Merivel: A Man of His Time; a Novel by Rose Tremain --- 373 pages
Twenty-four years after the publication of Restoration, Tremain has finally given us a conclusion to the life and times of Sir Robert Merivel, physician and friend of that rogue of a monarch, Charles II of Great Britain.
The novel is a picaresque tale of Merivel's adventures as he navigates the declining years of the king's reign. The three primary characters of the novel, Merivel, his servant Will Gates and the King, are all facing the end of their lives and pondering what, if anything, they have accomplished in their time.

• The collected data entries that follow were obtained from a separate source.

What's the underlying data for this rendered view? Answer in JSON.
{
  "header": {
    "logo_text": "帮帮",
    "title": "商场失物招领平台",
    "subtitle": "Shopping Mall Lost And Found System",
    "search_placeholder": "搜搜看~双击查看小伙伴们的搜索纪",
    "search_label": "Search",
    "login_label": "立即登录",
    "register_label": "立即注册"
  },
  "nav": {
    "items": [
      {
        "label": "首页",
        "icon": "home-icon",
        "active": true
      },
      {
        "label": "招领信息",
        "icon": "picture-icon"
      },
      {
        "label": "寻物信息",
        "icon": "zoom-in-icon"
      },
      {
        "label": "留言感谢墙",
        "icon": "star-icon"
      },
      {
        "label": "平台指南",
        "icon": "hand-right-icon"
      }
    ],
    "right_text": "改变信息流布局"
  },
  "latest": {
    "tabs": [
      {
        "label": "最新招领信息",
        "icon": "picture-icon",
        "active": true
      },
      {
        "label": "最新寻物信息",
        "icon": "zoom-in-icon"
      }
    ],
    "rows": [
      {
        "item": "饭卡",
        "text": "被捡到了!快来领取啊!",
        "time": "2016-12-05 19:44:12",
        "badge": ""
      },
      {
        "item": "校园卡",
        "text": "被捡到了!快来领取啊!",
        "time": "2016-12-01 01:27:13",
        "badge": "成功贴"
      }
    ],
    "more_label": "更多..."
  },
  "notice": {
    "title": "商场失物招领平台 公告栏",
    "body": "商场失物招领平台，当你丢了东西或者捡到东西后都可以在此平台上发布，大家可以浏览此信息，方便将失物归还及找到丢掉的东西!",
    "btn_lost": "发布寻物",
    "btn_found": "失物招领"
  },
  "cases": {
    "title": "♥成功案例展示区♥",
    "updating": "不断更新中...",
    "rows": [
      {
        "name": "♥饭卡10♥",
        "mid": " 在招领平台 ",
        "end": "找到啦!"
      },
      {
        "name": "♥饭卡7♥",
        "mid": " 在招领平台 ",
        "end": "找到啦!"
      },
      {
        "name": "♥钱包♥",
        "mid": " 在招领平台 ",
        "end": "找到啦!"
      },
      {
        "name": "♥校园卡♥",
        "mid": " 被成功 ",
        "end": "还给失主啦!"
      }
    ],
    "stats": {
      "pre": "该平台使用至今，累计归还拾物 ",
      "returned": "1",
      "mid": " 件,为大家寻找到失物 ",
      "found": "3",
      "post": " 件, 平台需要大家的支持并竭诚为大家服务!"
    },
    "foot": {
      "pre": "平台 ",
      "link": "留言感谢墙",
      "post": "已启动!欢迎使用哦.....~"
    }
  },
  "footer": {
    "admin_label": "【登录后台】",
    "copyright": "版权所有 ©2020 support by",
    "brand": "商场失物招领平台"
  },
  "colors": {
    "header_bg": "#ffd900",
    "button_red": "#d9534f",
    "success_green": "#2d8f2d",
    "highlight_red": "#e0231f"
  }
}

The riotous and ribald stew of the seventeenth century is boiling over; there is an aftertaste of futility and resignation in part two of Merivel's tale, but there are also scenes as etched in comic acid as a Hogarth engraving, and delicate vignettes of affections and loyalties honored even when they are not always reciprocated. Merivel may be foolish, impulsive and impractical but he is also a keen observer, tolerant of the follies and foibles of others, and open to new ideas and experiences.
Rosie Pierpont, the one of his many lovers to whom he always returns, gives Merivel and his Time their epitaph: "The World is as it chooses to be, and he was one who knew it well." If there is a weakness to Tremain's book, it is not in her fertile imagination, her lively writing or historical context, but in the melancholy at the heart of her tale.